Evaluation of Voice Biometrics for Identification and Authentication

Nikhitha Bekkanti; Leah Busch; Scott Amman

doi:10.4271/2021-01-0262

The work presented here is part of the research done in the field of voice biometrics. This paper helps to understand the state-of-the-art in speaker recognition technology potentially capable of solving challenges related to speaker identification (to identify a speaker among multiple speakers) and speaker verification/authentication (to recognize the current speaking person at a pre-defined access level and authenticate accordingly). The research was focused on performing an unbiased evaluation of two individual voice biometric services.

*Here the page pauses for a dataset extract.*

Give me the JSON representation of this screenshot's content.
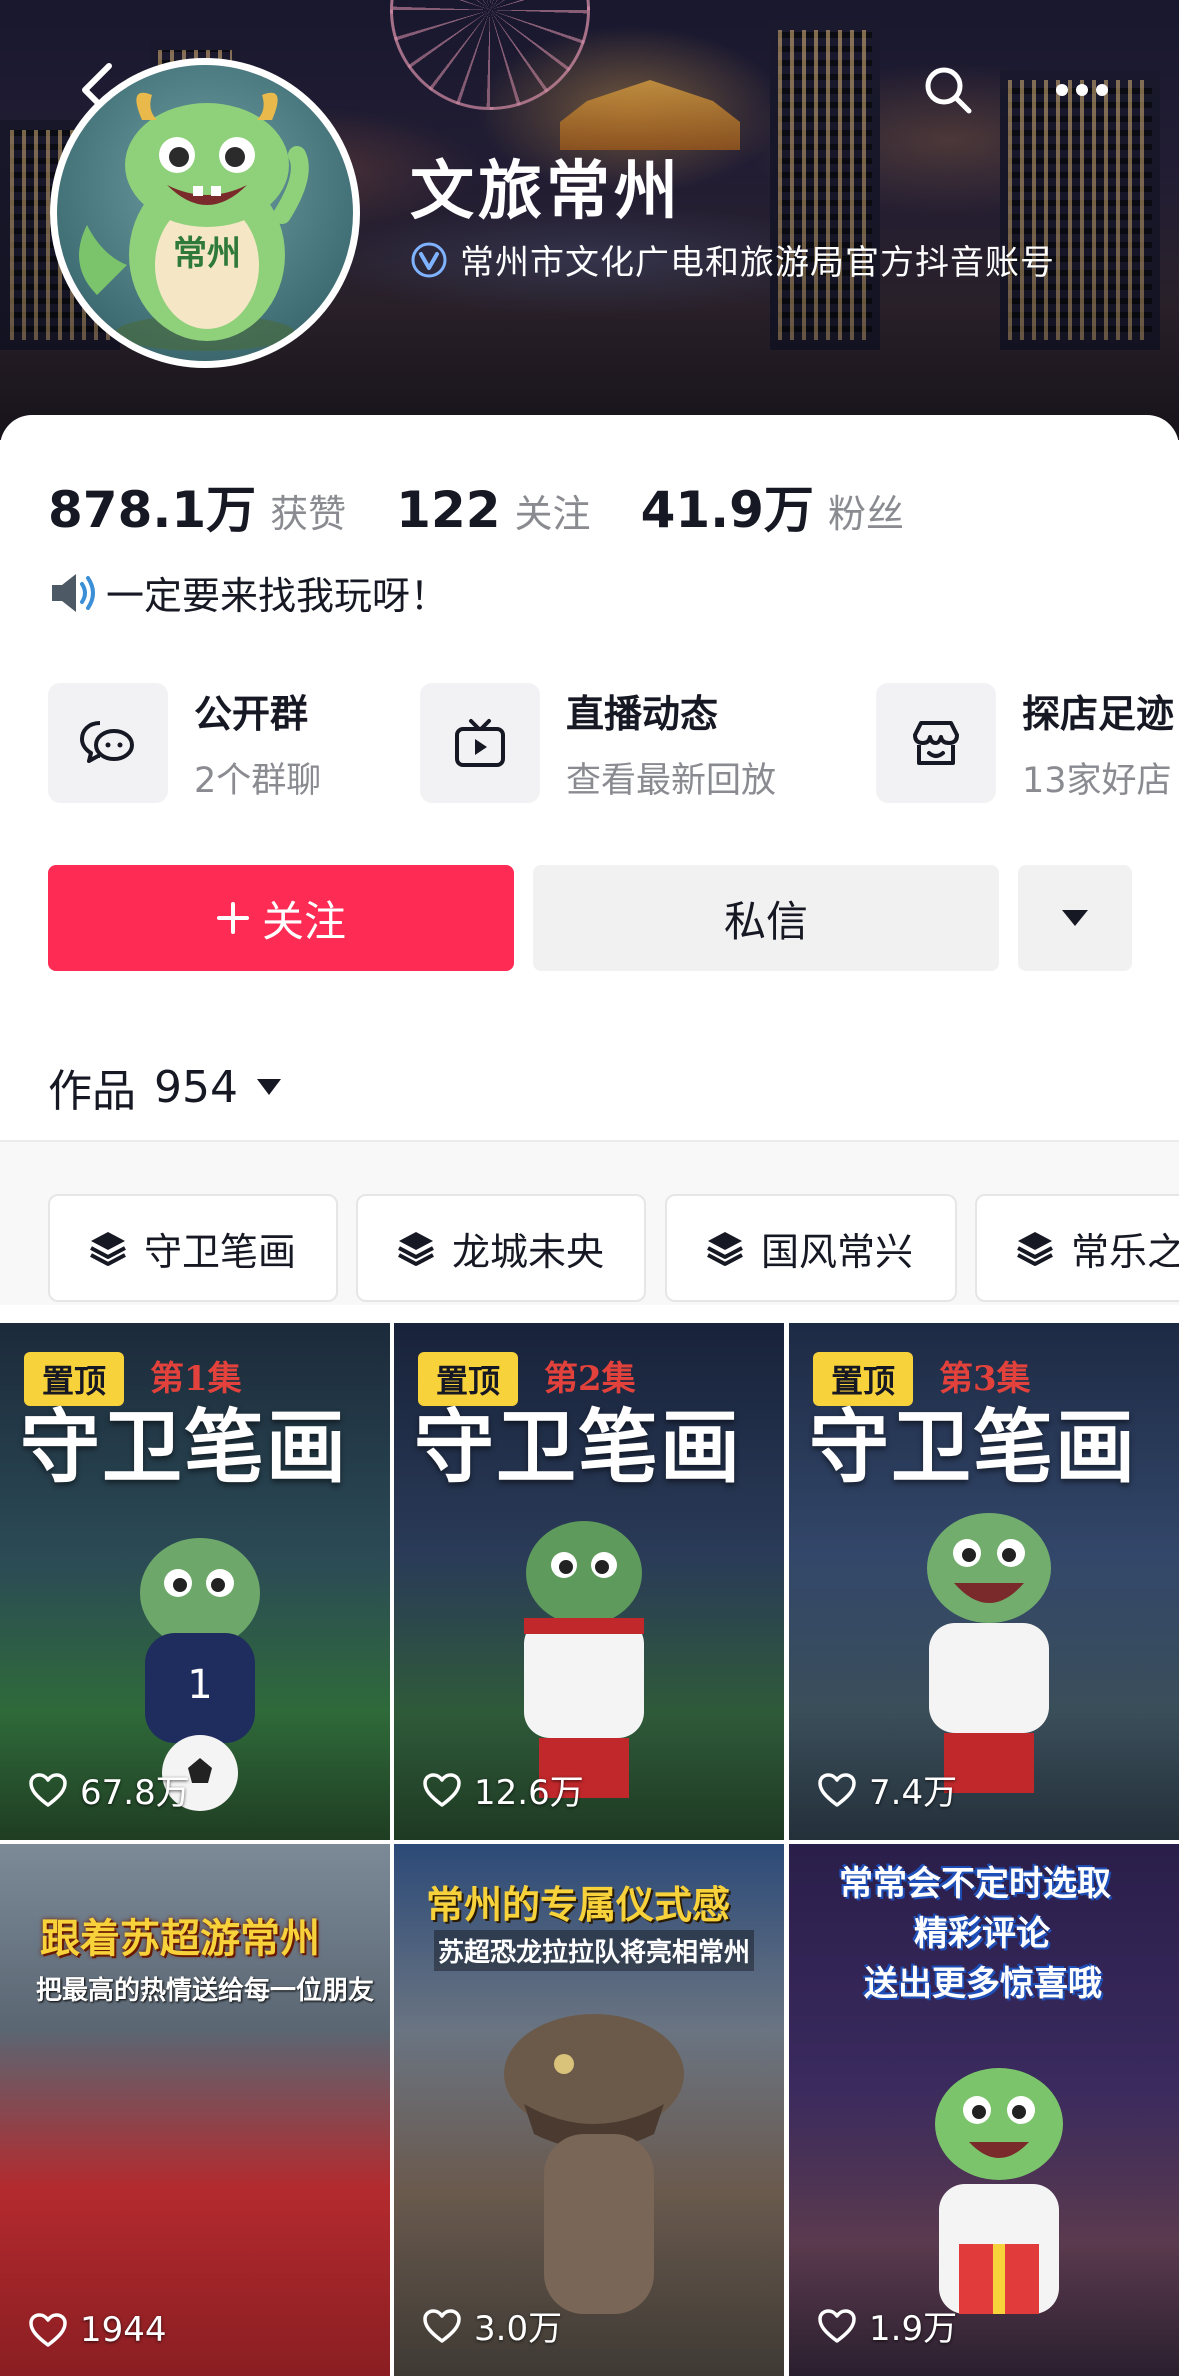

The level of accuracy in identifying and authenticating individuals using these services provides an insight into the current state of technology and the state of what other dual authentication methods could be used to achieve a desired True Acceptance Rate (TAR) and False Acceptance Rates (FAR).

Several factors like: complexity, ease of use for enrollment, effect of background noise, distance from microphone, and length of authentication speech, were considered in order to evaluate the technology for interior/exterior use cases. A generic strategy was designed to evaluate the services using the same test conditions. Obtaining false acceptance rates lead to further study of the need for a dual authentication system for business-critical use cases (e.g., payment transactions, authorized entry into a vehicle) and non-critical business use cases (e.g., personalized audio/seat settings, suggestions, general queries, etc.)

This research showed that enrollment can be done on random speech and that lower number of enrollees is better for speaker identification. It was also determined that signal to noise ratio (SNR) and distance from microphone have a significant effect on speaker identification. In business-critical use cases, it was concluded that voice biometric technology cannot be used as a standalone authentication method and needs to be paired with other authentication methods like facial recognition, passwords, vein recognition, etc., along with voice for secure authentication.